The Socialist Federal Republic of Yugoslavia used to consist of six constituent republics and two autonomous provinces. The six republics are now all separate countries (Bosnia/Herzegovina, Croatia, Macedonia, Montenegro, Serbia and Slovenia); one autonomous province, Vojvodina, has an ethnic Serbian majority and has remained part of Serbia.
That left the second autonomous province, Kosovo, which yesterday became the world’s newest independent nation. With its large Albanian majority and traumatic recent history, Kosovo was never going to return to Serbian control. Nor was there any rational reason why it should. The only surprising thing is that this conclusion is at all controversial.
Kosovar independence is opposed not just by Serbia and Russia but by a number of countries who fear separatist movements of their own. Although the west has been supportive this time, its record is equivocal; George W Bush and his advisers came to power opposing the Clinton administration’s “nation building” in the Balkans, just as Bush senior had defended Serbian hegemony in the early 1990s. And of course Australia’s own foreign policy “experts” have consistently opposed the breakup of the Javanese empire to our north.

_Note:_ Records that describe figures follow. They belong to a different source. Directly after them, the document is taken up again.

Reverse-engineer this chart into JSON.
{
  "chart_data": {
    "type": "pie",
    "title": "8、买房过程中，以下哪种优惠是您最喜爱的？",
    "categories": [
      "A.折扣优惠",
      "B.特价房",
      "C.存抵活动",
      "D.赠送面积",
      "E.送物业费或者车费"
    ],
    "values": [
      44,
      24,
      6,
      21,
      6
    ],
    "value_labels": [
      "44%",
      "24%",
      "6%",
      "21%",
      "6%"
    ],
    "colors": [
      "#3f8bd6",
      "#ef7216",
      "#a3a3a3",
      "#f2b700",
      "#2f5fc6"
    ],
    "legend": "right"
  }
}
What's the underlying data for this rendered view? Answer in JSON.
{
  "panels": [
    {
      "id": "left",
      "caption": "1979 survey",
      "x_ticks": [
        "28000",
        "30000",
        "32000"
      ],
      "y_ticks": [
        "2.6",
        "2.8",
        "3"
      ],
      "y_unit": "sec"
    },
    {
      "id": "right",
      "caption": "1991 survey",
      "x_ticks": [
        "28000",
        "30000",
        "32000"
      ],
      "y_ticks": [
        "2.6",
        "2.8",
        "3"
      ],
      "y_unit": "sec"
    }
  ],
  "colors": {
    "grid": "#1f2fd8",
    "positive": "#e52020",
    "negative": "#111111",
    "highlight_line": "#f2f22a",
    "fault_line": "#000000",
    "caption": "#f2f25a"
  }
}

All of these countries are signatories to the United Nations Charter, and have therefore committed themselves to supporting “friendly relations among nations based on respect for the principle of equal rights and self-determination of peoples” (article 1.2). But the habit of according those rights only to “people like us”, and not to those with funny names and exotic customs, is deeply ingrained.
No-one would suggest that England should be content with being an “autonomous province” of France, for example. No-one disputes the right of Norway or Luxembourg to be independent countries. Yet Kosovo’s claims are not fundamentally different, only newer.

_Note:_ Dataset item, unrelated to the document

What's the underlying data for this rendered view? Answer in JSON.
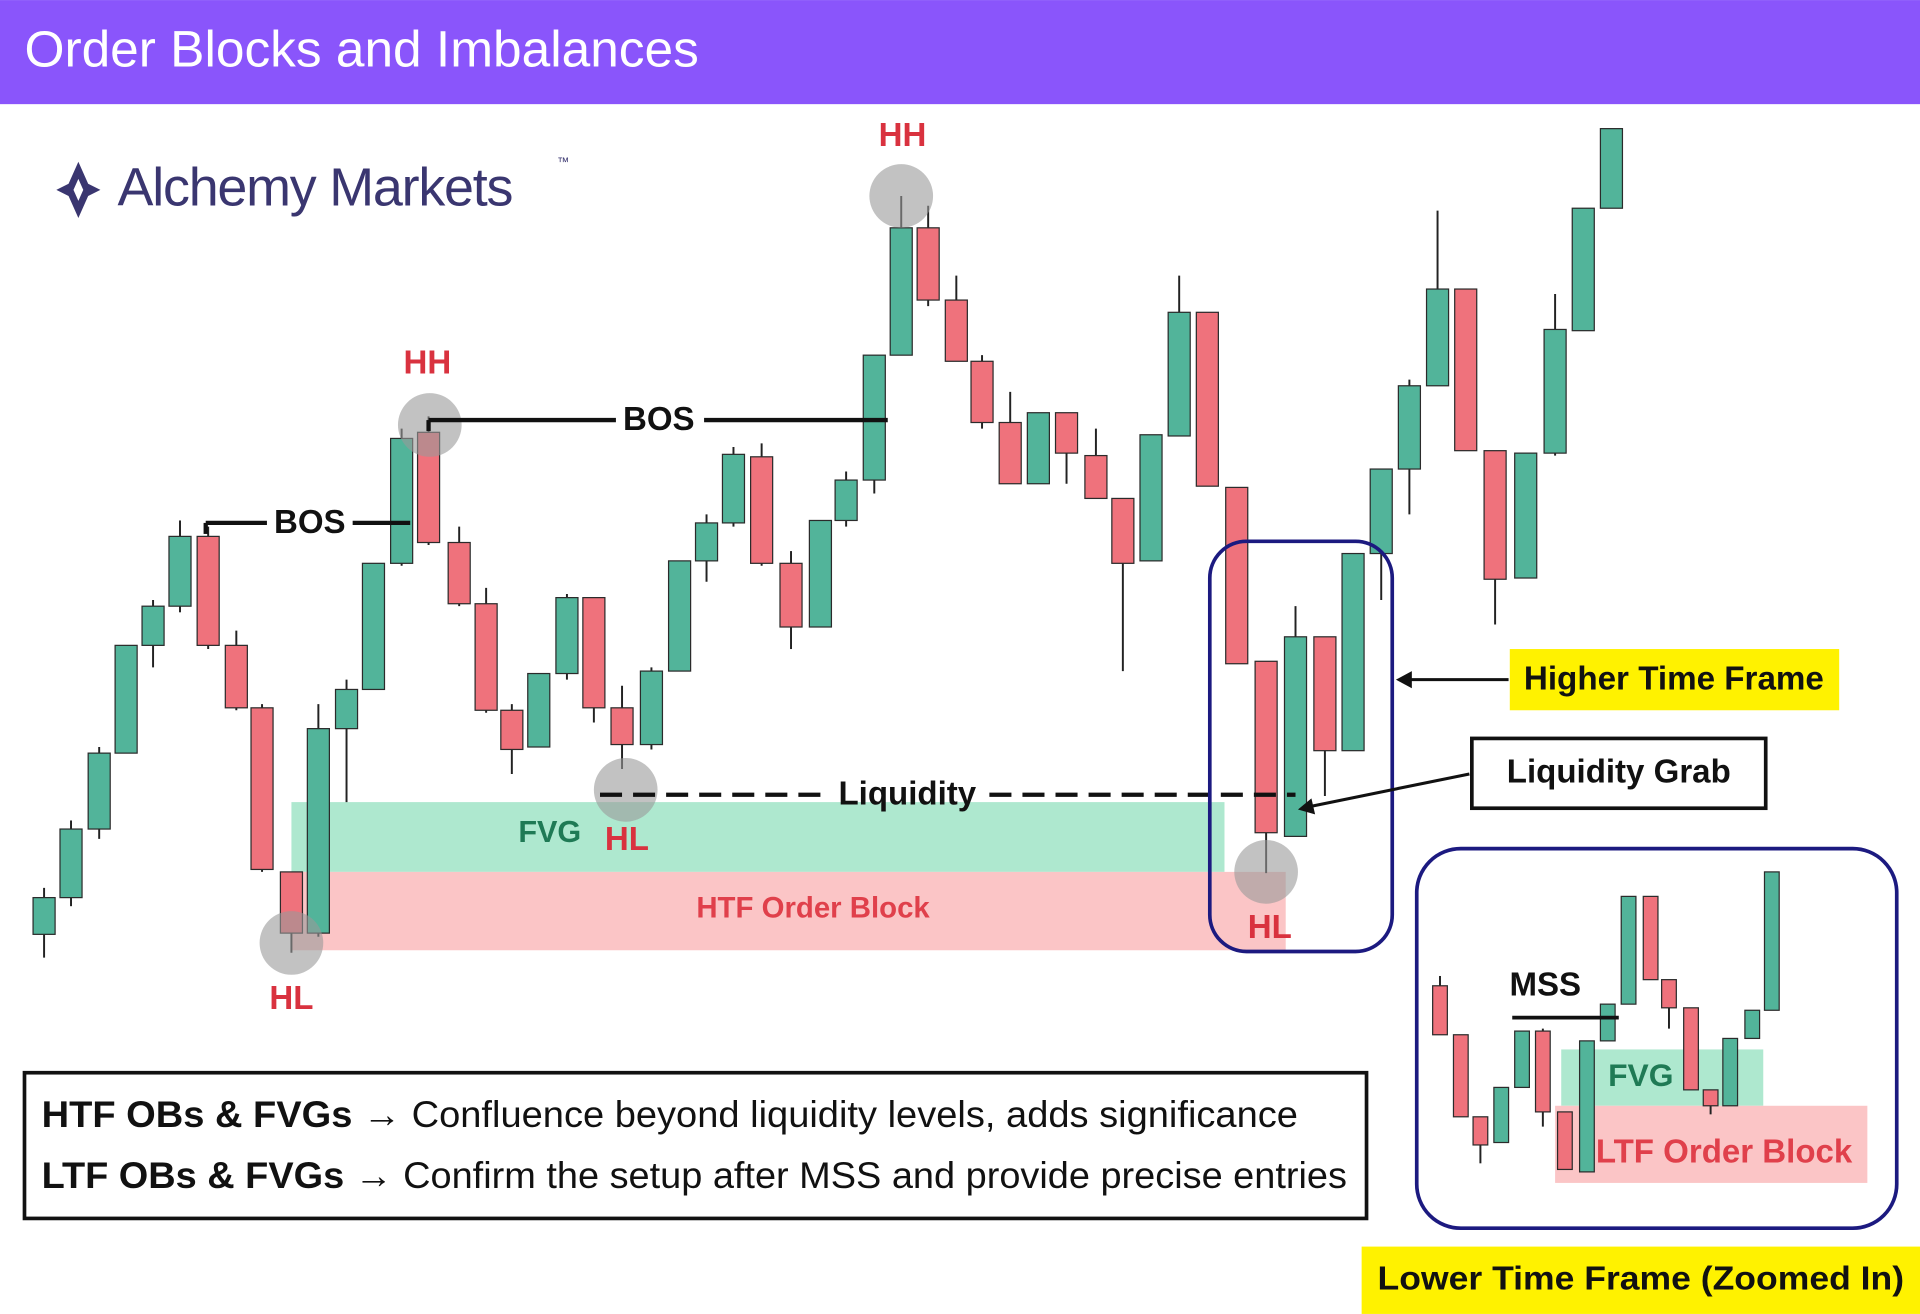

It is a sound principle (also in the UN Charter) that national borders should not be changed by force. But to generalise that, as Serbia and Russia are arguing, into a rule that they can never be changed unilaterally would be to freeze existing injustices in place indefinitely.
Russia now suggests that western support for Kosovo could lead it to retaliate by recognising the independence of places like Abkhazia (it’s on the Black sea, not far from where Jason supposedly retrieved the Golden Fleece). But if the Abkhazians are willing to go through the exhaustive negotiations and UN apprenticeship that Kosovo did, then why not?
It might expose a certain degree of western hypocrisy, but by this stage that’s not likely to surprise anyone.